How To Survive Apple's iOS 13 Update Blitz

I’m one of those people who must always run the most up-to-date version of anything I’m using. Apps? Games? Hardware? If a device or piece of software doesn’t have an auto-updater (and even if it does), I’m constantly checking to make sure it has the latest fixes, features and security patches. It’s an obsession.

I, and others, have noticed that Apple is taking an usually strong pace for updates in this brand-new iOS 13 world, and for good reason. The first public launch of iOS 13 was riddled with some annoying bugs and lacked a few fun features that were oh-so-close to making the launch date, but couldn’t.

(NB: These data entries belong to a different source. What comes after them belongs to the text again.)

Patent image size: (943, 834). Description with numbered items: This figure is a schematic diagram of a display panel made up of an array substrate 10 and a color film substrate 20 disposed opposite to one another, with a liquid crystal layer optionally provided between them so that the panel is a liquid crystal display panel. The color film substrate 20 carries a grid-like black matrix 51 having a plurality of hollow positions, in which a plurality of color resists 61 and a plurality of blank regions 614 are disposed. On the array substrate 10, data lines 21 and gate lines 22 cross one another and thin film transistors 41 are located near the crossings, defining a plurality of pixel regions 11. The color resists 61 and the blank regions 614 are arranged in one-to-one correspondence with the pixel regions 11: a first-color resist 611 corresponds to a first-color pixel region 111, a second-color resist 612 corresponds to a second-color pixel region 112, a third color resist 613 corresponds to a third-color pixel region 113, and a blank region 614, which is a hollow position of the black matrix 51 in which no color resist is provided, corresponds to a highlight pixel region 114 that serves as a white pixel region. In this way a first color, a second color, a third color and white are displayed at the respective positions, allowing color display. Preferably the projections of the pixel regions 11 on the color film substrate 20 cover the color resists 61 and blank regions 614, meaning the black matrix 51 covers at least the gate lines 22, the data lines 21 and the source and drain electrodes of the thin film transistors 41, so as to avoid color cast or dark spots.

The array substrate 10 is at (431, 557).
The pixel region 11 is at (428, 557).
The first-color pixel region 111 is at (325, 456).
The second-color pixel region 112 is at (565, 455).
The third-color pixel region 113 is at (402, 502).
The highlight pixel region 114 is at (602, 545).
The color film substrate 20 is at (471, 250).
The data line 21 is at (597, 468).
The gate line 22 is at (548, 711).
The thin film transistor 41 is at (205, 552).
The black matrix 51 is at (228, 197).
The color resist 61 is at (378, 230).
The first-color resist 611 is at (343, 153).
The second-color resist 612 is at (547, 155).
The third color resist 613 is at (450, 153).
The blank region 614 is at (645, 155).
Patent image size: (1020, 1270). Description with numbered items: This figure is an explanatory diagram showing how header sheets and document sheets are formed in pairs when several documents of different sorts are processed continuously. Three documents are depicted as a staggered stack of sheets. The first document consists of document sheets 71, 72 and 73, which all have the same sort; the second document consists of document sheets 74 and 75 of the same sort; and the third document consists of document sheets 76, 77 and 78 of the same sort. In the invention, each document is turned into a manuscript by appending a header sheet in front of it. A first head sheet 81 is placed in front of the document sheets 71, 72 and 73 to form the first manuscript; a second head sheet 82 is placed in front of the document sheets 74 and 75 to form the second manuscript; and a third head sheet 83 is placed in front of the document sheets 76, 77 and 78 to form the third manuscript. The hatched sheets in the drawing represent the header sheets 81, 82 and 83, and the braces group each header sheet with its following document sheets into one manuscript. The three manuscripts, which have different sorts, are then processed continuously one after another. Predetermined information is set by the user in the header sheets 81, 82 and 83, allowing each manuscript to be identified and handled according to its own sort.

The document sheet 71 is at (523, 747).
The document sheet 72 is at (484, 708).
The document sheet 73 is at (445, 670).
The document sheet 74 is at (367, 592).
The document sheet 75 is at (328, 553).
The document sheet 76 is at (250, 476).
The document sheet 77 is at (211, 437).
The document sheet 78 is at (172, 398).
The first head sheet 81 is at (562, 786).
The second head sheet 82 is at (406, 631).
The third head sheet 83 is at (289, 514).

Since then, Apple has released iOS 13.1, as well as iOS 13.1.1 and iOS 13.1.2 — an unexpectedly higher number of updates than what you typically see for a new iOS release. In the latest iOS 13.1.2 update, changes include:

  • Fixes a bug where the progress bar for iCloud Backup could continue to show after a successful backup

  • Fixes an issue where Camera may not work

  • Addresses an issue where the flashlight may not activate

  • Fixes a bug that could result in a loss of display calibration data

  • Fixes an issue where shortcuts could not be run from HomePod

  • Addresses an issue where Bluetooth may disconnect on certain vehicles

What does that mean for you? Make sure you’re checking your iPhone at regular intervals to determine whether you’re running the very-latest version of the operating system (via Settings > General > Software Update). Not only does staying on top of updates help you address some bugs you might be experiencing, but it’s a great way to get the latest security fixes, too.

If, by chance, one of Apple’s newer updates happens to mess your phone up, you have a few options. Don’t forget about the good ol’ Force Restart, which might help you out. You can also try physically connecting your iPhone to a computer via a USB/Lightning cable and see if that encourages it to fix itself. Worse comes to worse, a trip to the Apple Store — and a good story, if you’re out of warranty — might be your solution.


Comments

    One Major thing Apple don’t tell you, when you update your Mac to a new operating system, as I did with Mojave. You now can not operate your Microsoft office package, unless you pay $99 a year for the new system or $199 for the one off Home and Student pack! If I had known that I would never have updated to Mojave! An utter disgrace from Apple, not advising that would happen!